Para você, com carinho.
"Às
vezes, me sinto muito só. Sem ontem e sem amanhã. Não adianta que haja pessoas
em volta de mim. Mesmo as mais queridas. Só se está só ou acompanhado, dentro
de si mesmo. Estou muito só hoje. Duas ou três lembranças que me fizeram
companhia, desde segunda-feira, eu já gastei. Não creio que, amanhã,
aconteça alguma coisa de melhor."
(O
diário de Antônio Maria)
Por
que Antônio Maria, se você e ele aparentavam temperamentos tão distantes? Ele, um
homem popular, falastrão, cheio de amigos. Você, um cara reservado, de palavras
poucas e precisas. Quase nada popular.
Ardia
em ambos, contudo, a identidade no refinamento do humor, na extrema sagacidade
e na profunda solidão, a solidão, esse rio manso, de águas escuras e fundas em
que poucos ousam mergulhar.
Você
sempre citava Antônio Maria, mencionando suas crônicas esportivas, sua
inteligência, a beleza de sua música, seu bolero. Você dizia de Antônio Maria
para dizer de si mesmo. Nele você se revelava e, em você, ele se ocultava.

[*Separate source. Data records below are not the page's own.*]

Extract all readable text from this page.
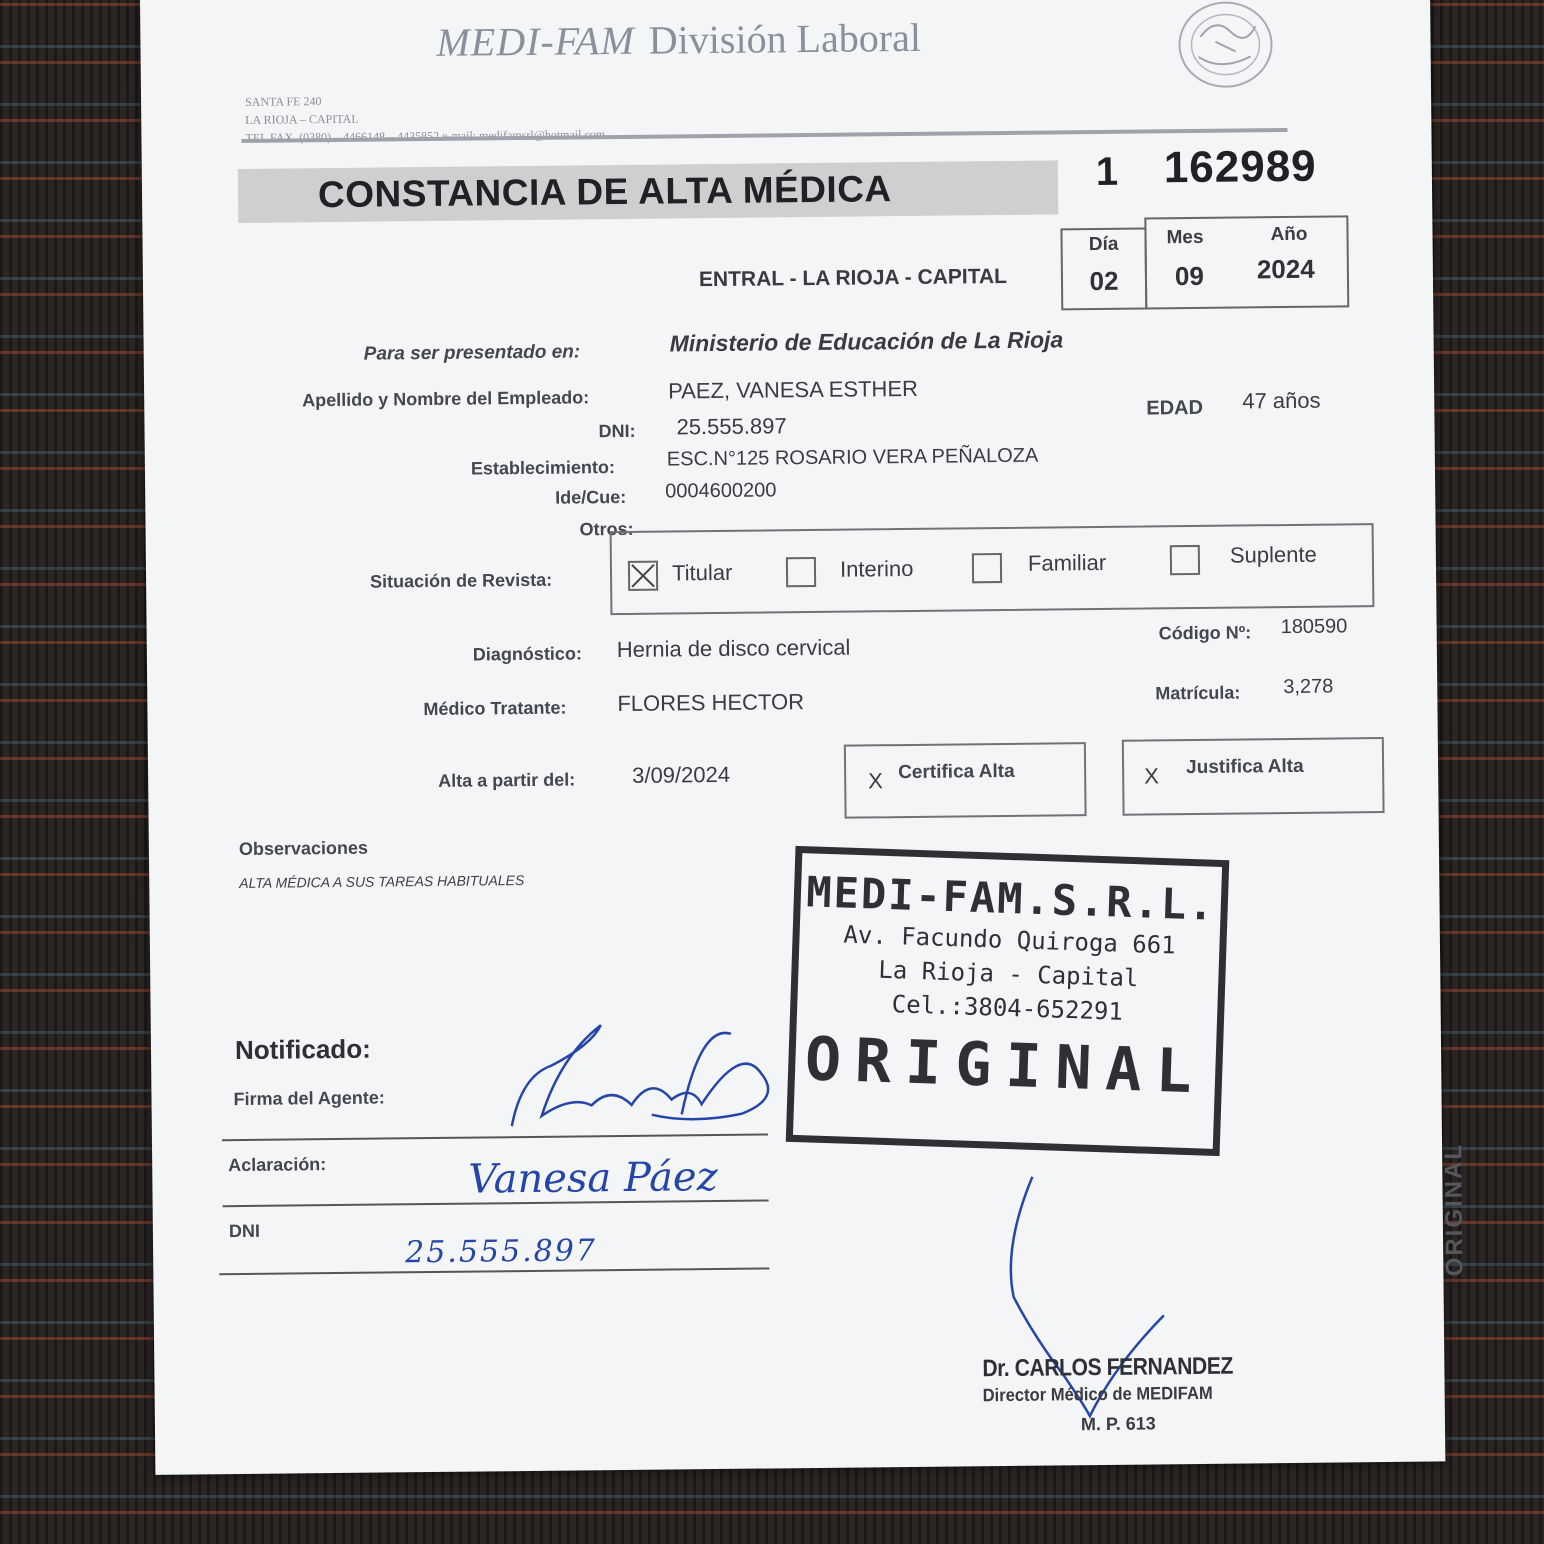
MEDI-FAM División Laboral
SANTA FE 240
LA RIOJA – CAPITAL
TEL FAX. (0380) – 4466148 – 4435852 e-mail: medifamsrl@hotmail.com
CONSTANCIA DE ALTA MÉDICA	1 162989
ENTRAL - LA RIOJA - CAPITAL
Día
02
Mes
09
Año
2024
Para ser presentado en:	Ministerio de Educación de La Rioja
Apellido y Nombre del Empleado:	PAEZ, VANESA ESTHER
EDAD 47 años
DNI: 25.555.897
Establecimiento:	ESC.N°125 ROSARIO VERA PEÑALOZA
Ide/Cue: 0004600200
Otros:
Situación de Revista:	Titular	Interino	Familiar	Suplente
Diagnóstico: Hernia de disco cervical
Código Nº: 180590
Médico Tratante: FLORES HECTOR	Matrícula: 3,278
Alta a partir del:	3/09/2024	X Certifica Alta	X Justifica Alta
Observaciones
ALTA MÉDICA A SUS TAREAS HABITUALES	MEDI-FAM.S.R.L.
Av. Facundo Quiroga 661
La Rioja - Capital
Cel.:3804-652291
ORIGINAL
Notificado:
Firma del Agente:
Aclaración:	Vanesa Páez
DNI
25.555.897
Dr. CARLOS FERNANDEZ
Director Médico de MEDIFAM
M. P. 613
ORIGINAL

Homens lapidados na noite, na boemia e dotados de extrema poesia por vezes incompreendida, as duas figuras tiveram o melhor de
suas vidas cantadas por terceiros, denunciantes encantados. Muitos destes forjaram suas
próprias histórias a partir dessa magia.
Completamente
amplos no sacrifício pelo amor - um deixou-se
devorar pela vida, e o outro, pela morte - partiram em plena elegia à sua
solidão. Nem a derradeira despedida serviu de motivo bastante para romper esse
pacto.
Porém, a sua arte da vida não é como a de Maria, que se imortalizou no merecido
reconhecimento da matéria de sua estética. Não, a sua arte reverbera como um
eco e como tal vai-se alastrando, perdendo sua força e contorno até
emudecer...
Mas há
algo nela que sobrevive por si, e em algum ponto, sem o compreender, ela é
vivida, doída, captada num brilho fulgurante de olhos de menino como foram os
seus até o fim. E, inusitadamente, um silêncio é rompido com um afinado e muito
familiar assobio que sopra uma pérola musical do melhor repertório de amor dos
anos 50, extraída “diretamente da Rádio Tupi”:
“Ninguém me ama,
Ninguém me quer,
Ninguém me chama
De Baudelaire.”
E a saudade vem como ondas de rádio.
E a saudade vem como ondas de rádio.
(*Referência aos
versos do samba-canção “Ninguém Me Ama”, de Antonio Maria e Fernando Lobo)
Tenho certeza de que ele gostou, com seu risinho contido, característico. eu também!